COLUMBIA — As a thunderstorm battered the windows Thursday night, around 50 people gathered in the council chambers of the Daniel Boone City Building, hoping to earn the title "storm spotter."
Jim Kramper, warning coordination meteorologist for the National Weather Service in St. Louis, came to Columbia to teach the “room full of Weather Channel junkies” how to become an official volunteer severe storm spotter. Storm spotters serve as the eyes and ears for the Weather Service when radar cannot detect dangerous conditions.
If you feel you have dangerogerous weather to report, you can contact the National Weather Service in St. Louis (which serves Boone County) at 636-441-8467.
“We can’t see tornadoes with radar,” Kramper said. “That’s why people need to tell us when they see a tornado. A lot of times, people don’t report them because they assume we already know. You would be surprised at what we don’t know. We get better information and put out better warnings when people tell us what’s happening. Public involvement is important; we cannot depend solely on radar.”
The training focused on recruiting volunteers to help with dangerous weather and tornado identification and to educate the public on how to accurately identify tornadic weather.
False reports are a common problem for the weather service. They get a lot of calls about what they have "scientifically" termed SLC: scary-looking clouds.
“We are working on a scary-looking cloud alert for people, but we aren’t quite there yet,” Kramper said.
In order for something to be a tornado, two conditions must be met: There must be steady rotation among lower hanging clouds, and there must be an actual effect of the weather on the ground. Without rotation, a storm does not yet show signs of tornadic activity.
“If you see rotation but are not in a position to observe conditions on the ground for whatever reason, go ahead and report a funnel cloud,” Kramper said.
Kramer spent much of the class explaining how tornadoes really act.
“How many of you have seen the movie 'Twister'?” Kramper said. “That’s a real shame; things don’t really work like that. 'Twister' was not a government-sponsored documentary.”
Kramper commented that tornadoes often follow straight paths — that is, it seems, unless mobile homes are nearby, in which case they instead head straight for them.
“These structures are not built for these kinds of winds,” Kramper said. “We aren’t trying to outlaw trailer homes, but people need to take shelter somewhere else.”
Gary Oerly, a lieutenant with the Boone County Fire Protection District, attended the class for the second time.
“We serve as an extra set of eyes on our radios for the weather service," Oerly said. "Dispatched personnel are on the road quite a bit and keep their eyes open to give ’em a hand.”
Gilbert Blackburn, a garage supervisor for the prison in Moberly, has been attending the events for more than five years now.

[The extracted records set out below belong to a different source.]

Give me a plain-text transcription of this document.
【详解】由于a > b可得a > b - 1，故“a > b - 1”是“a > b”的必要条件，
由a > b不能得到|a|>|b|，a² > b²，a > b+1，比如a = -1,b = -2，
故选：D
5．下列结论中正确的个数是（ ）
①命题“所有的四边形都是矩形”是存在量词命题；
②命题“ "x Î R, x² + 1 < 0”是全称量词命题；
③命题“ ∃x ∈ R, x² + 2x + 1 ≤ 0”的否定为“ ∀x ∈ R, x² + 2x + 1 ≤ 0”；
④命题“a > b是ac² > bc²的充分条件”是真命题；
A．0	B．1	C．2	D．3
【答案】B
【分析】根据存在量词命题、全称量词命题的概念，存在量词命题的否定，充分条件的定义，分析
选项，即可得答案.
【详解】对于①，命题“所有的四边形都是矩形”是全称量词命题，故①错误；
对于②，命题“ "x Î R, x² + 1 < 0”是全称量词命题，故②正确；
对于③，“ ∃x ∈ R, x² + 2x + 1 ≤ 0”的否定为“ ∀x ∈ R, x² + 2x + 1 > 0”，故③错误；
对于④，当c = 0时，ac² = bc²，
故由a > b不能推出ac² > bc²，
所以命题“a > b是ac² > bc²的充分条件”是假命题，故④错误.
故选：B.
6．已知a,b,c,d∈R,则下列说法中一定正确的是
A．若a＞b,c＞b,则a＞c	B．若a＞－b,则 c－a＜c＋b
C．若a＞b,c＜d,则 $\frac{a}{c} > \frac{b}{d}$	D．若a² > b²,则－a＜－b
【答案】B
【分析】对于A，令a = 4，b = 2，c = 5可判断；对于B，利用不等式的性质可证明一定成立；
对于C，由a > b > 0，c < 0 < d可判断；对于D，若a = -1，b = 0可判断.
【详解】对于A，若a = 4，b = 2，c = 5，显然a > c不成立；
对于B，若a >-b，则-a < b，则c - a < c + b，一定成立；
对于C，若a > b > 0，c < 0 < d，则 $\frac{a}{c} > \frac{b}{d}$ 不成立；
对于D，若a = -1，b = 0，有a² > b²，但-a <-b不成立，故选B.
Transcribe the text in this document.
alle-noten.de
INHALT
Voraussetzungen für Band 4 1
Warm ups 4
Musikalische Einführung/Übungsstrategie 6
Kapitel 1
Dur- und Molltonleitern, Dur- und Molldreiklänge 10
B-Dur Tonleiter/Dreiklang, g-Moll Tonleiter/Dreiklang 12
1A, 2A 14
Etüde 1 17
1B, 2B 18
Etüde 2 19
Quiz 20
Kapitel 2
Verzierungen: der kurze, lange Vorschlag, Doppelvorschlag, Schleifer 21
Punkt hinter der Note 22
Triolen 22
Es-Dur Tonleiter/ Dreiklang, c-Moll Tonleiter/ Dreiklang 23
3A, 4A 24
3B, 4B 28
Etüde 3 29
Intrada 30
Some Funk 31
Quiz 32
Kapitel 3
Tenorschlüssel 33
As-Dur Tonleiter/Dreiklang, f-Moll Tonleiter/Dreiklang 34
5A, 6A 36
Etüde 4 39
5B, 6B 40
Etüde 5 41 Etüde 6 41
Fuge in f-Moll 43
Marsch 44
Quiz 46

Blackburn storm-spots as a personal hobby.
“It’s just fascinating,” he said.
The class was sponsored by Boone and Columbia emergency management agencies, but similar classes are often set up by volunteer fire departments and amateur radio groups. The classes have been around since the '50s, and Kramper has been teaching them for the past 23 years.
“Not everyone who attends these classes are actually going to become storm spotters,” Kramper said. “Most just find it interesting. That’s why we can never have enough people at these classes.”